I'm going to continue to playing this as written for now. I want to be sure I understand what I'm tinkering with before I try taking it apart and putting it back together. The issue I most need to think about before my next game is what sort of quest to send them on the resurrect Archibald (and what sort of quest-giver will accept their demon ore in return). I suppose that if I want to play a game that alternates between default underground exploration and player-driven above-ground questing, that I need to think about how I want to design the quests. I know that when I played in Carl's game, he sent us on several, but I have no idea how he came up with them.

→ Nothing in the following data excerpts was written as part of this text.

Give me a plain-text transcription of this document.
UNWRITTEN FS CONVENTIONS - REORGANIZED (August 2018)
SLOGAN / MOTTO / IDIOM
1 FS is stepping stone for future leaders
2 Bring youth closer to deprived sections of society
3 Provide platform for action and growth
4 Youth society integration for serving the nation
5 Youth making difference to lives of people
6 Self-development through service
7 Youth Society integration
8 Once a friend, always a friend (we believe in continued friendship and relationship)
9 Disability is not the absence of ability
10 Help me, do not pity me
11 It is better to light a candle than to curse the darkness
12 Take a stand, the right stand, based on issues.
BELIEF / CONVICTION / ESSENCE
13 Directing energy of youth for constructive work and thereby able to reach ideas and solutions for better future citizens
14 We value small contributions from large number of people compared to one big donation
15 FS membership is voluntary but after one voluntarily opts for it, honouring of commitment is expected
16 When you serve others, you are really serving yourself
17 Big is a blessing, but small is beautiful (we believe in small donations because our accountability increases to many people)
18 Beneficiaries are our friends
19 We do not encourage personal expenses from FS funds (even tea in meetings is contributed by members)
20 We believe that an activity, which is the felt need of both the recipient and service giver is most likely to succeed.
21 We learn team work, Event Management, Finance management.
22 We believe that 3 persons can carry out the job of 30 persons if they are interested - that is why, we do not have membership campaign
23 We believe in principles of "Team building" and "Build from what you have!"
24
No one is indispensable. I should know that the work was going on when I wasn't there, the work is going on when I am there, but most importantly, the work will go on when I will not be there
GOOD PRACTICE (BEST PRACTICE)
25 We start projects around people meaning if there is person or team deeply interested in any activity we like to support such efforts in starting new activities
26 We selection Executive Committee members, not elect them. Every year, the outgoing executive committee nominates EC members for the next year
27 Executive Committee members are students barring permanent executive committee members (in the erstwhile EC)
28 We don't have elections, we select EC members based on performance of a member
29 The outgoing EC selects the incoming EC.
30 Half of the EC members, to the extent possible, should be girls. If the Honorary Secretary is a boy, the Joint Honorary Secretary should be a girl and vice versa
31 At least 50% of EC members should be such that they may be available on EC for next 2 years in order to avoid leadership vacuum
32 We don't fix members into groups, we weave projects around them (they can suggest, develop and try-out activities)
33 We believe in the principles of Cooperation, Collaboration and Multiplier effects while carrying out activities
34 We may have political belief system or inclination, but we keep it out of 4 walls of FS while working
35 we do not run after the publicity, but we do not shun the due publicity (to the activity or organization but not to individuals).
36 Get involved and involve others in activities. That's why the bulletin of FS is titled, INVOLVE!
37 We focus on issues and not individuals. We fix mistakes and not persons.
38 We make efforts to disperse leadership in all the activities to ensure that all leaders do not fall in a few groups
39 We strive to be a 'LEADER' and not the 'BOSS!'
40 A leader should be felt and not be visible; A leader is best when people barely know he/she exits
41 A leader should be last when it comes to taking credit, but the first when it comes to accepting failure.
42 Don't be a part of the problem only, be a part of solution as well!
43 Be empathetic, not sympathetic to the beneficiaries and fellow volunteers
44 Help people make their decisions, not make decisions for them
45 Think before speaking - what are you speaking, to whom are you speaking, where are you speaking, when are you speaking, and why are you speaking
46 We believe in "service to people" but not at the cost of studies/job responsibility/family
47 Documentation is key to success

If I had some kind of random quest generator for this game, I guess it would generate some people who are capable of trading demon ore for magic items, along with some seeds of ideas of what task they want done in order to broker the exchange. (A list of magic items would be nice, but not really necessary, since there are so many out there.) You could use this generator a few times to generate rumors, so that players who don't have a goal in mind know what sorts of things are possible, and what treasures they could go for if they have nothing better to do with their ore. You could also use it each time the players propose a quest to accomplish a goal of their own choosing, to help figure out how they're going to accomplish it. I would also want the generator to have a chance of making quests that are recursive - to do the favor for one person, you need something from someone else, who wants a favor of their own to provide it. That structure is common enough in fairy tales, and I experience it once in Carl's game; it's very satisfying when multiple quests come to fruition in a single session. That's far beyond my needs for right now. Right now I just need one quest for next session, whenever that will be. But I mean, to play this kind of game consistently, week after week, a generator would help. Yoon Suin or Stars Without Number would probably be a good role model for that kind of situation generator.